Les terres traversées sont rudes. Entrecoupées de pentes raides, de vallées en friche et de points d’eau difficiles d’accès. On y enterre la foudre et on sait que celle-ci ne dort jamais tout à fait. L’homme, s’il veut devenir un peu plus que cet être de passage dont l’ombre disparaît avant même de s’être posée sur une surface plane, devra se plier à quelques règles de précarité et d’humilité qui le feront, peu à peu, devenir (un) résistant.
« Remue beaucoup. Arrache-toi. Enfouis ce manque nouveau dans tes pensées fugitives. Demande que l’on marque ton visage d’une pierre blanche. »
Ce monde âpre, sauvage, intérieur et parallèle qu’il installe lentement dans son livre n’empêche pas l’auteur de faire de brefs retours dans un monde plus proche, ne serait-ce que pour retoucher quelques fragments liés à l’enfance et susceptibles de raviver d’anciennes émotions, telle la peur, qui reste intacte, en embuscade, lui demandant de se cacher, de retenir son souffle et de regarder (écouter) à nouveau sans être vu.
« Quelquefois, je m’accroupis au fond d’une penderie. Le vide éprouvé à l’intérieur des vêtements accrochés prolonge l’impression d’être pris dans l’immobilité d’une nasse liquide. »
Ce qui happe le lecteur, dans Seconde solitude, comme dans les précédents recueils d’Éric Ferrari, c’est cette écriture simple, concise, coupante, efficace.

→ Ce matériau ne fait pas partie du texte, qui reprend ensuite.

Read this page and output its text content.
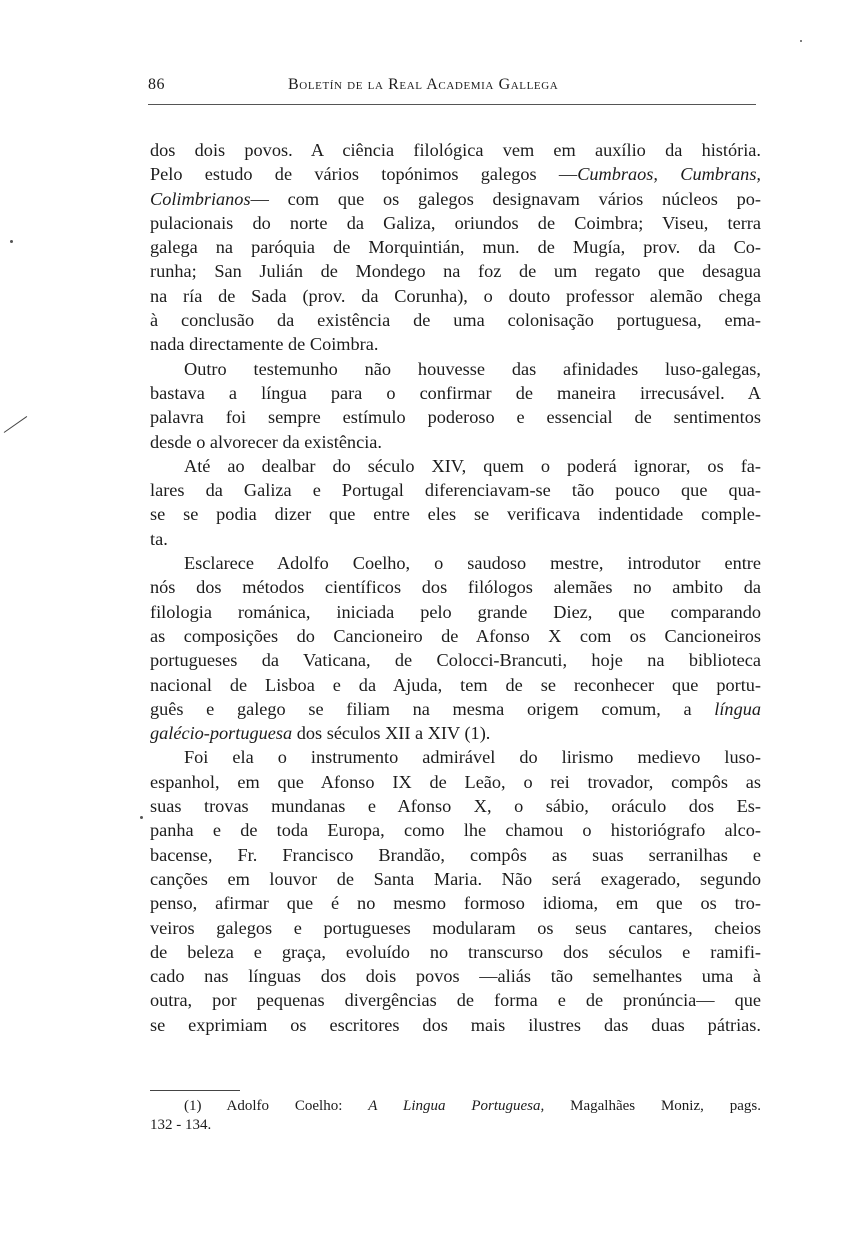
86	Boletín de la Real Academia Gallega
dos dois povos. A ciência filológica vem em auxílio da história.
Pelo estudo de vários topónimos galegos —Cumbraos, Cumbrans,
Colimbrianos— com que os galegos designavam vários núcleos po-
pulacionais do norte da Galiza, oriundos de Coimbra; Viseu, terra
galega na paróquia de Morquintián, mun. de Mugía, prov. da Co-
runha; San Julián de Mondego na foz de um regato que desagua
na ría de Sada (prov. da Corunha), o douto professor alemão chega
à conclusão da existência de uma colonisação portuguesa, ema-
nada directamente de Coimbra.
Outro testemunho não houvesse das afinidades luso-galegas,
bastava a língua para o confirmar de maneira irrecusável. A
palavra foi sempre estímulo poderoso e essencial de sentimentos
desde o alvorecer da existência.
Até ao dealbar do século XIV, quem o poderá ignorar, os fa-
lares da Galiza e Portugal diferenciavam-se tão pouco que qua-
se se podia dizer que entre eles se verificava indentidade comple-
ta.
Esclarece Adolfo Coelho, o saudoso mestre, introdutor entre
nós dos métodos científicos dos filólogos alemães no ambito da
filologia románica, iniciada pelo grande Diez, que comparando
as composições do Cancioneiro de Afonso X com os Cancioneiros
portugueses da Vaticana, de Colocci-Brancuti, hoje na biblioteca
nacional de Lisboa e da Ajuda, tem de se reconhecer que portu-
guês e galego se filiam na mesma origem comum, a língua
galécio-portuguesa dos séculos XII a XIV (1).
Foi ela o instrumento admirável do lirismo medievo luso-
espanhol, em que Afonso IX de Leão, o rei trovador, compôs as
suas trovas mundanas e Afonso X, o sábio, oráculo dos Es-
panha e de toda Europa, como lhe chamou o historiógrafo alco-
bacense, Fr. Francisco Brandão, compôs as suas serranilhas e
canções em louvor de Santa Maria. Não será exagerado, segundo
penso, afirmar que é no mesmo formoso idioma, em que os tro-
veiros galegos e portugueses modularam os seus cantares, cheios
de beleza e graça, evoluído no transcurso dos séculos e ramifi-
cado nas línguas dos dois povos —aliás tão semelhantes uma à
outra, por pequenas divergências de forma e de pronúncia— que
se exprimiam os escritores dos mais ilustres das duas pátrias.
(1) Adolfo Coelho: A Lingua Portuguesa, Magalhães Moniz, pags.
132 - 134.
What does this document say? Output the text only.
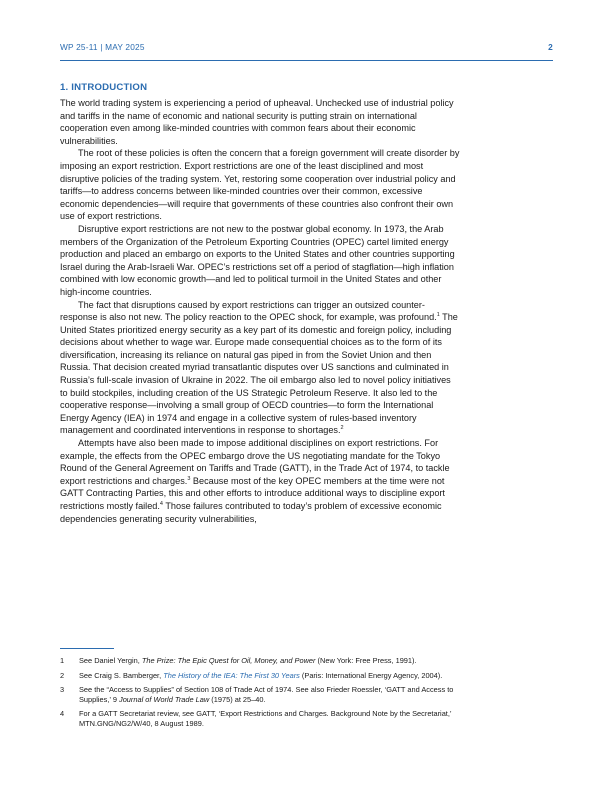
WP 25-11 | MAY 2025	2
1. INTRODUCTION

The world trading system is experiencing a period of upheaval. Unchecked use of industrial policy and tariffs in the name of economic and national security is putting strain on international cooperation even among like-minded countries with common fears about their economic vulnerabilities.

The root of these policies is often the concern that a foreign government will create disorder by imposing an export restriction. Export restrictions are one of the least disciplined and most disruptive policies of the trading system. Yet, restoring some cooperation over industrial policy and tariffs—to address concerns between like-minded countries over their common, excessive economic dependencies—will require that governments of these countries also confront their own use of export restrictions.

Disruptive export restrictions are not new to the postwar global economy. In 1973, the Arab members of the Organization of the Petroleum Exporting Countries (OPEC) cartel limited energy production and placed an embargo on exports to the United States and other countries supporting Israel during the Arab-Israeli War. OPEC’s restrictions set off a period of stagflation—high inflation combined with low economic growth—and led to political turmoil in the United States and other high-income countries.

The fact that disruptions caused by export restrictions can trigger an outsized counter-response is also not new. The policy reaction to the OPEC shock, for example, was profound.$^1$ The United States prioritized energy security as a key part of its domestic and foreign policy, including decisions about whether to wage war. Europe made consequential choices as to the form of its diversification, increasing its reliance on natural gas piped in from the Soviet Union and then Russia. That decision created myriad transatlantic disputes over US sanctions and culminated in Russia’s full-scale invasion of Ukraine in 2022. The oil embargo also led to novel policy initiatives to build stockpiles, including creation of the US Strategic Petroleum Reserve. It also led to the cooperative response—involving a small group of OECD countries—to form the International Energy Agency (IEA) in 1974 and engage in a collective system of rules-based inventory management and coordinated interventions in response to shortages.$^2$

Attempts have also been made to impose additional disciplines on export restrictions. For example, the effects from the OPEC embargo drove the US negotiating mandate for the Tokyo Round of the General Agreement on Tariffs and Trade (GATT), in the Trade Act of 1974, to tackle export restrictions and charges.$^3$ Because most of the key OPEC members at the time were not GATT Contracting Parties, this and other efforts to introduce additional ways to discipline export restrictions mostly failed.$^4$ Those failures contributed to today’s problem of excessive economic dependencies generating security vulnerabilities,

1 See Daniel Yergin, The Prize: The Epic Quest for Oil, Money, and Power (New York: Free Press, 1991).
2 See Craig S. Bamberger, The History of the IEA: The First 30 Years (Paris: International Energy Agency, 2004).
3 See the “Access to Supplies” of Section 108 of Trade Act of 1974. See also Frieder Roessler, ‘GATT and Access to Supplies,’ 9 Journal of World Trade Law (1975) at 25–40.
4 For a GATT Secretariat review, see GATT, ‘Export Restrictions and Charges. Background Note by the Secretariat,’ MTN.GNG/NG2/W/40, 8 August 1989.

Reliée aux paysages (qu’elle ne décrit que par touches), elle s’imprime en proses courtes et concrètes. Ce sont des brèches, des entailles, des points de contact précis qui marquent les contours d’une contrée extrême et austère où vaque celui qui l’a conçue.
Éric Ferrari : Seconde solitude, Cheyne éditeur.